Erdoğan konuşmasına şöyle devam etti: "Biz iki kardeş halkız. Kardeşlik hukuku zor zamanlarda birbirine destek olmayı gerektirir. Keza Türkiye ve Pakistan devlet ve millet olarak örnek dayanışma gerçekleştirmiştir. 2010 sel felaketine ailenin ferdi olarak geldik. Bu yıl sonu itibari ile 4620 evi sahiplerine teslim edeceğiz. Eğer arsa teslimini zamanında alsaydık daha erken teslim ederdik. Bu yatırımlarımız 135 milyon doları buluyor. Van depreminde de sizler hemen bizim yardımımıza koştunuz. Bu vesile ile Vanlı kardeşlerim, halkım ve şahsım adına Pakistan yönetimine teşekkür ediyorum" dedi.
"Hedefimiz 2 milyar Doları aşmak" diyen Erdoğan, "Az önce 9 mutabakatın imzasını attık. Bunlar bizim son 2 yılda imzaladığımız 30 anlaşmadır. Aramızdaki anlaşma sayısı 100'ü buldu böylece. Karşılıklı yatırımlara devam diyorum. Girişimcilerimizi ikili ortak yatırımlara teşvik edelim diyorum. Hatta üçüncü ülkelerde müşterek yatırımlara teşvik edelim diyorum" diye konuştu.
SORU - CEVAP BÖLÜMÜ
Konuşmaların ardından basın mensuplarının sorularına geçildi. Başbakan Erdoğan, NATO Yolu tartışmaları ve Pakistanlı doktorların Ergenekon tutuklusu Haberal'ın serbest bırakılmasını istemelerine dair düşüncelerinin sorulması üzerine Erdoğan, "Pakistan'daki şehitlerimiz sebebi ile ABD'nin özür beyanını burada hatırlatmak durumundayım. Ortada net bir vaka var. İSAF ve NATO konusu Pakistan'ın kendi takdiridir, bu konuda açıklamada bulunmamız doğru değildir.

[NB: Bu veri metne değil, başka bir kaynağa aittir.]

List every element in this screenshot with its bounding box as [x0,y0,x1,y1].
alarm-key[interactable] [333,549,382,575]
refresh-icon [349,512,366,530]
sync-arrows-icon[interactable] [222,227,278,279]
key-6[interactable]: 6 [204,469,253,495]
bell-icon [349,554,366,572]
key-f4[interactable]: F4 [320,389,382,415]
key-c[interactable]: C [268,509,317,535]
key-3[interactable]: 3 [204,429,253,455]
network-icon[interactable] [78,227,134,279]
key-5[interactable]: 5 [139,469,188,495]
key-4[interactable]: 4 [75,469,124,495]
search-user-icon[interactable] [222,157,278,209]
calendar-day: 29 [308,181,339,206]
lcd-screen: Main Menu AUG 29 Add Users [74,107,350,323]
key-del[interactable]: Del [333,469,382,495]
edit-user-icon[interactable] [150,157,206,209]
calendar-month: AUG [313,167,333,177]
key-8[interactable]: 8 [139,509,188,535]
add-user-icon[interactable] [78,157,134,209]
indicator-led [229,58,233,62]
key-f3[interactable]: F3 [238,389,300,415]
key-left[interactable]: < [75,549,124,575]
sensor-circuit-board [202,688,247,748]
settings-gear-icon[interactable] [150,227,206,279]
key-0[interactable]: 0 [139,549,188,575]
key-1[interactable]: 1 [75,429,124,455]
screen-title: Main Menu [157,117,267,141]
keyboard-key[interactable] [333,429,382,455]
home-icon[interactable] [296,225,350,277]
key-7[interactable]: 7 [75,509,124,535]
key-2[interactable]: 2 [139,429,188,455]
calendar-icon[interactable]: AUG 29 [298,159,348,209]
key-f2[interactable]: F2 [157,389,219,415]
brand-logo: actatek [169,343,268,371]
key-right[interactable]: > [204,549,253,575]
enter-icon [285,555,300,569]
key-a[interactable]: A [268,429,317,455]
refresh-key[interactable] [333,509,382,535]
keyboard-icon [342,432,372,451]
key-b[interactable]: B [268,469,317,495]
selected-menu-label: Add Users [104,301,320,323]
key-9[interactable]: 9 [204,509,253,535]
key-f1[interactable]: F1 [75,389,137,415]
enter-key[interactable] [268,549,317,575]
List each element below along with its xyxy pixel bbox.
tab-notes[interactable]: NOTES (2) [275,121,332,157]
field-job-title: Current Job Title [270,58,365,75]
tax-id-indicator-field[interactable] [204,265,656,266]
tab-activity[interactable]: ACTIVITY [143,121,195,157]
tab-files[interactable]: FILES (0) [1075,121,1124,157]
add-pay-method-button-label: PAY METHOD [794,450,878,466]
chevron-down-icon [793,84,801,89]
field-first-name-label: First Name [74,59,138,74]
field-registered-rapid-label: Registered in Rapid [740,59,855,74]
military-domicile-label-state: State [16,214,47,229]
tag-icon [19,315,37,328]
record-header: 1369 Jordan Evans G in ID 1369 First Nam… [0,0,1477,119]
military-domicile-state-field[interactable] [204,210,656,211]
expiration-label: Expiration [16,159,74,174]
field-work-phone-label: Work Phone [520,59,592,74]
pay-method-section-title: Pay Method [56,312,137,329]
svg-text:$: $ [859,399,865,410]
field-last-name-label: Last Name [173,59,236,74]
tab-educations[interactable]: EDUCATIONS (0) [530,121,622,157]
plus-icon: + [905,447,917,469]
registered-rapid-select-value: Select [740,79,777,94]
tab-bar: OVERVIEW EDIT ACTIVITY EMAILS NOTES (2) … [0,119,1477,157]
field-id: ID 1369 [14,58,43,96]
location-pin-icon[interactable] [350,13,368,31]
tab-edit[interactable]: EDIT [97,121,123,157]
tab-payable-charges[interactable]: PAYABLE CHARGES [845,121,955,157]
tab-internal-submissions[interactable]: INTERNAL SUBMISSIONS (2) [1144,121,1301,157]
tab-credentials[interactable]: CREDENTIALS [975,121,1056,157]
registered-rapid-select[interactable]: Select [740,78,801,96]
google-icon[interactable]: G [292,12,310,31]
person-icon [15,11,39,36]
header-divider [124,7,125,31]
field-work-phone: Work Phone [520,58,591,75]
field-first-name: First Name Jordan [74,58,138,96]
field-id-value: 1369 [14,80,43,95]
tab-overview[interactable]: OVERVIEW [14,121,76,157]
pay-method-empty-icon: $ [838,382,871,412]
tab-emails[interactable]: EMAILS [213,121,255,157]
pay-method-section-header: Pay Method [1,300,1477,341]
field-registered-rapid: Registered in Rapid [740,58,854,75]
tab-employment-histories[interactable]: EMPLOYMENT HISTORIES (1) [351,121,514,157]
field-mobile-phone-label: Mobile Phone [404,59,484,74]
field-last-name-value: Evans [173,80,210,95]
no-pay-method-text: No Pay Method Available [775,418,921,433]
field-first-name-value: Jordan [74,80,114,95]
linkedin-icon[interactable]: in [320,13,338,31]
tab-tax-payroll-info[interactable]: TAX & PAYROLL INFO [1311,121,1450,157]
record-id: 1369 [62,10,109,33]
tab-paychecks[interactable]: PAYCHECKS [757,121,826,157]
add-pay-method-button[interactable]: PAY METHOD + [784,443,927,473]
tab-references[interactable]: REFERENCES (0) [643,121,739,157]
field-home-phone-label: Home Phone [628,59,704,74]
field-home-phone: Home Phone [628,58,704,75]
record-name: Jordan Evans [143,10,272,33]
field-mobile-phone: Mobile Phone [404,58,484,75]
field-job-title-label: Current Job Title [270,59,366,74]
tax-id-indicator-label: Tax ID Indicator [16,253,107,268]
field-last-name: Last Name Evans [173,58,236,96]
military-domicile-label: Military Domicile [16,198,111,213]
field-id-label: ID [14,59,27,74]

HABERAL KONUSUNDA BİZE DÜŞEN SÜRECİ İZLEMEKTİR
Haberal konusu tamamen yargının konusudur. Bu konuda dışarıdan içeriden bazı aktivistlerin bu tür temennileri bizi alakadar etmiyor. Yargı bu konuda ne karar verirse herkes uymak durumundadır. Yargıdaki maddeyi bile bile partiler aday göstermiştir. Her mesleğin kendine has savunulacak yanları vardır ama yargı farklı şeyleri ele almak suretiyle böyle bir karara varmıştır. Bize düşen süreci izlemektir. Haberal milletvekili adaylığına tutukluyken gösterilmiş bir şahıstır" dedi.